My Typing Stats (Featuring the Law of Large Numbers)
I've been using a keylogger to track every one of my keystrokes for the past month. Today, I decided to analyze that data.
In my analysis, I wanted to see how much my use of each letter deviates from the average. I assumed my usage would be different, because, in addition to typing in English, I type in Persian on my English keyboard as well. In my keyboard setup, each key in English represents the letter that most closely phonetically resembles it in Persian. Most of the English letters on the keyboard represent the letter that makes the exact same sound in Persian, and some represent letters with similar sounds (e.g. X represents the letter with the KH sound).
This is what the graph looks like (click on image for full size):
As stated in the graph, the blue bar and the green bar represent the frequency of the appearance of letters in the English language and in my typing, respectively, and the orange line represents the deviation of my usage of each letter from the average usage. The red line with the label NORMAL represents a deviation of 0% (i.e. where an orange dot would fall on if my frequency of usage of its corresponding letter was the exact same as its frequency in English).
Looking at the graph, I noticed something interesting: Z, Q, X, and J had the highest deviation from normal usage (I only noticed the non-absolute deviation because of how the graph is set up, but they have the highest absolute deviations too). Those four letters are also the top four least used letters in English (and in the same order too!).
What was interesting about this was that it seemed to follow the law of large numbers: that the larger sample of something we have, the less deviation it would have from what we expect.

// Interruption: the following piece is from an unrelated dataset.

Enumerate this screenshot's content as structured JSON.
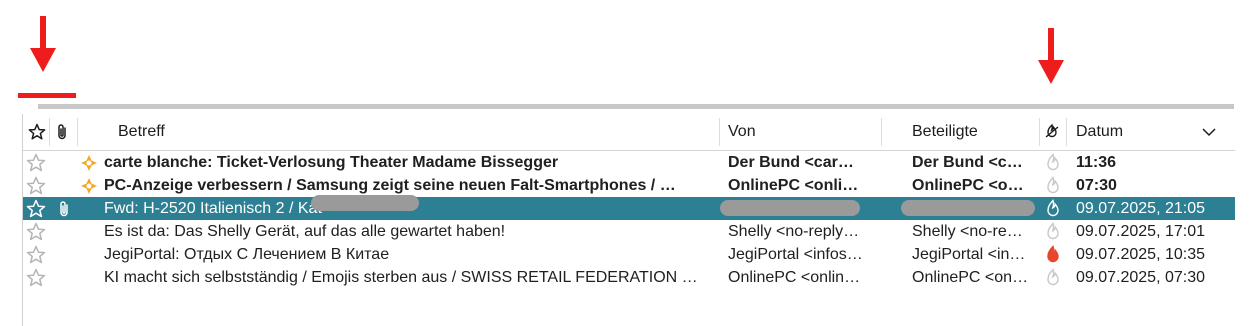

To understand the law of large numbers, think of a huge coin-tossing event. There are a thousand people tossing coins. The first person flicks the coin once, the second person flicks it twice, the third person flicks it three times, and so on. The law of large numbers states that the 1000th person (who flicks the coin 1000 times) would have a higher chance of getting the expected 50% heads, 50% tails outcome than, say, the person who flicks 20 times. In short, it is expected that the deviation from the expected outcome would be lowest in high sample sizes and highest in smaller samples.
I decided to make another graph to check if my numbers actually did follow the law of large numbers. I needed to make a scatterplot with the X-axis representing the frequency of the letter in my typing, and the Y-axis being my absolute deviation in frequency of the usage of that letter from the average frequency of usage. This is how it turned out (click on image for full size):
As you can see, less-frequent letters, on average, deviated from the norm more than frequently-used letters -- just as the law of large numbers states.
Note: The expected outcome shouldn't have been for each letter to have the same frequency in my typings as in the English language, since I write Persian too. However, I would say that Persian makes up around 20% of my daily typing, so the effect should not be too huge (but larger on the less-frequent letters!)